Kitap 2040 yılında, Pamuk Dede lakaplı Hasan Dedenin torunu Afra’yla sohbetiyle başlıyor. Tam 20 yıl önceye gidiyor, 2020 yılında Ünyelilerin memleketleri için geliştirdikleri projeleri, bu projelerdeki hedefleri gerçekleştirmek için nasıl çalıştıklarını ve nasıl başarılar elde ettiklerini anlatıyor.

“Hayallerinizin peşine düşecek cesaretiniz varsa onlar gerçekleşir. Dün yapılanlar bugünü belirledi, bugün yapılacaklar ise yarını belirleyecek. Yarına nitelikli insanlar armağan etmeliyiz” diye söze başlıyor. Bilgin Hasdemir’in o esprili dilinden anlattığı Ünye anılarına değiniyor. O sıralarda geniş bir katılımla gerçekleşen bir seminerden bahsediyor.
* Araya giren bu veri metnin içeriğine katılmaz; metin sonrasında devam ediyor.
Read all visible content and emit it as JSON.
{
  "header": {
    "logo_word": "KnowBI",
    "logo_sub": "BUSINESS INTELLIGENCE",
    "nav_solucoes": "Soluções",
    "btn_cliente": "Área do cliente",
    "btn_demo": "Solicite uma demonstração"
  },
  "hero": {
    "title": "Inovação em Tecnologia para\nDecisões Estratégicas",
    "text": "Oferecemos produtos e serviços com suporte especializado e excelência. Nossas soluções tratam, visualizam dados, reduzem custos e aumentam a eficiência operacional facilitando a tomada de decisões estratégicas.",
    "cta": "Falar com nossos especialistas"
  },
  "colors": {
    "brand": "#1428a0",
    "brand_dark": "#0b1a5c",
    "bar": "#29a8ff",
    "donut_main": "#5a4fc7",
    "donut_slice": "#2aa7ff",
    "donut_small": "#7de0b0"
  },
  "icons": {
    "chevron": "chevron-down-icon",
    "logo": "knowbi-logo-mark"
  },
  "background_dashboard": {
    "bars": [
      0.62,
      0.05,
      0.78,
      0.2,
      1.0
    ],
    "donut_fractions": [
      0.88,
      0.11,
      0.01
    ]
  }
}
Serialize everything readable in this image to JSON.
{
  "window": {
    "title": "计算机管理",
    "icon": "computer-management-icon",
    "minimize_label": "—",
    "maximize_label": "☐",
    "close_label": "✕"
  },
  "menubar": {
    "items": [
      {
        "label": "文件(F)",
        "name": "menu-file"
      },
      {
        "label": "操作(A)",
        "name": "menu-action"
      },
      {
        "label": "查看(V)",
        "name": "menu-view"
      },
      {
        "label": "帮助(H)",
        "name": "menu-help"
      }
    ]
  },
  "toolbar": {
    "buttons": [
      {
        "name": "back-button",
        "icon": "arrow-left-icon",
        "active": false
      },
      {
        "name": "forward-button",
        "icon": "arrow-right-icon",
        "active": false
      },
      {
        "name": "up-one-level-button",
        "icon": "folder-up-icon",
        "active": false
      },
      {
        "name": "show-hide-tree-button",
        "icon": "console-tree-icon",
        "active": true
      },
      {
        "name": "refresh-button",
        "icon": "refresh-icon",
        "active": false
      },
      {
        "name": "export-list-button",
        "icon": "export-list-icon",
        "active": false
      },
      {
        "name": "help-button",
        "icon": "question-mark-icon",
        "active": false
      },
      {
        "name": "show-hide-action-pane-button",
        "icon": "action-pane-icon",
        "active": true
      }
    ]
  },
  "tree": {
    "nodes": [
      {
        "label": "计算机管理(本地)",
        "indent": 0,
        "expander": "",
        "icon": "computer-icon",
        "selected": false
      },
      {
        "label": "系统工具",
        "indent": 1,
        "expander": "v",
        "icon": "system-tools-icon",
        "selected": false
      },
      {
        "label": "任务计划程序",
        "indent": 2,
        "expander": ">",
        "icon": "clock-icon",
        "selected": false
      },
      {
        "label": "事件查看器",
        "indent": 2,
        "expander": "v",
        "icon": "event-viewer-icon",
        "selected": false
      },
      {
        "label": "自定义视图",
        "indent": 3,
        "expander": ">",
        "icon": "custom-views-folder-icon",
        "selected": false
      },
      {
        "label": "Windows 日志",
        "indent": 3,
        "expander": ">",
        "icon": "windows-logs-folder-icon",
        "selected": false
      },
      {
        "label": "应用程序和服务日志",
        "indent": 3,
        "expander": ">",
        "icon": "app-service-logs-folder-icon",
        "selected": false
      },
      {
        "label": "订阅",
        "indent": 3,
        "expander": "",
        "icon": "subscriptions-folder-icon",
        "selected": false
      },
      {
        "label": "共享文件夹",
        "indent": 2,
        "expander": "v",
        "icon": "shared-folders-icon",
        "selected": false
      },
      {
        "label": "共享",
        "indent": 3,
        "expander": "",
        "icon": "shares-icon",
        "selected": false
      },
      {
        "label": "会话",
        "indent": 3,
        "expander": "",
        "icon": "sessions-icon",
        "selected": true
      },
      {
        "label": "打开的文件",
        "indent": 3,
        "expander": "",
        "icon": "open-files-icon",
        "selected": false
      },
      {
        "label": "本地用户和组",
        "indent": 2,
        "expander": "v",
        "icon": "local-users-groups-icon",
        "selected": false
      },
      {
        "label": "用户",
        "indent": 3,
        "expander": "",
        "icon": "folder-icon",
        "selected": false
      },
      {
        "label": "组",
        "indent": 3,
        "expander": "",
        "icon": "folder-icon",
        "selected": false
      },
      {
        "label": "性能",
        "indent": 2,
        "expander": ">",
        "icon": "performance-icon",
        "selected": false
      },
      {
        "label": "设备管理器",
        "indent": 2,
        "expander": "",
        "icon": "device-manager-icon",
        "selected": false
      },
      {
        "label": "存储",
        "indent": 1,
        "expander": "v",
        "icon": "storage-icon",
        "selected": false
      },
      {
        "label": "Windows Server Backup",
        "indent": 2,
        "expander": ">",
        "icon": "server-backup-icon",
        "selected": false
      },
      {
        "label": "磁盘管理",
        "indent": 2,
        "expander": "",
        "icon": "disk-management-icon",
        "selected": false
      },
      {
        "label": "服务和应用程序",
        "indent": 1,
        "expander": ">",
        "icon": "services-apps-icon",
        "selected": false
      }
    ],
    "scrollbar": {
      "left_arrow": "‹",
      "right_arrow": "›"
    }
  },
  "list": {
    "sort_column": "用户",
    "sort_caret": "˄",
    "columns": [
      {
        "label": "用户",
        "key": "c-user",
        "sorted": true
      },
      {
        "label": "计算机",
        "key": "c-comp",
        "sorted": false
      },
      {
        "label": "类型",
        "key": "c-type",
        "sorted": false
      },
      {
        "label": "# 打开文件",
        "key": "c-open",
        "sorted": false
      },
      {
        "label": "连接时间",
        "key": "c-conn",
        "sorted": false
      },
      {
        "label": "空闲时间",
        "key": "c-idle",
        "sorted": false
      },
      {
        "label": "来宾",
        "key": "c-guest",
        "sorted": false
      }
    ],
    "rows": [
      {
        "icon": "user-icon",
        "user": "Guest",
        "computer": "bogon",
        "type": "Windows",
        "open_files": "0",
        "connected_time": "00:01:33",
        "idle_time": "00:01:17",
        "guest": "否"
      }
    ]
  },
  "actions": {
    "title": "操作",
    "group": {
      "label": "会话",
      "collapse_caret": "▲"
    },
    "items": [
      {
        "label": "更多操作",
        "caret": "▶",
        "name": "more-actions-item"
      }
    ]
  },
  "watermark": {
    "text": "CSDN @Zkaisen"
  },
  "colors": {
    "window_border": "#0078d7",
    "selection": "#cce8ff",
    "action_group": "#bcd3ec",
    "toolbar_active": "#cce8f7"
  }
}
Ünyelilerin nasıl birlik ve beraberlik içerisinde planlar, projeler üretip çalışmaya başladıklarını anlatıyor.

İrfan Dağdelen’den Ünye Tarihini dinlerken bünyesinde bir çok uygarlığı barındıran Ünye’nin ne kadar farklı kültürlere ev sahipliği yaptığını görüyoruz. “Yeni Bir Ünye Projesi Merkez”inde nasıl da bir çok bilginin derlenip toplandığını, Türkiye’nin her bir yanına yayılmış Ünyelilerin nasıl birlik olduklarına şahit oluyoruz.

 “Fındık Bahçesi” projesi ilk oluyor ve Cansuyu veriyor çalışmalara. Fındık Bahçesi adında mekanların zincir konsept bir marka haline gelmesi ve her yere Ünye Fındığının ve yöresel ürünlerin tanıtılması sağlanıyor. Yaratıcı ve yenilikçi bir eğitim sistemi ile okulları ileri seviyeye çıkaracak öğretmenlerin, camilerde ise sosyal sorumluluk bilincinde, topluma yol yöntem gösteren din adamlarının eğitimdeki önemine değiniyor. Sağlık kuruluşları, adliye, atölye, fabrika, esnaflar ile ilgili nasıl daha iyiye ve gelişime yol alındığının altını çiziyor.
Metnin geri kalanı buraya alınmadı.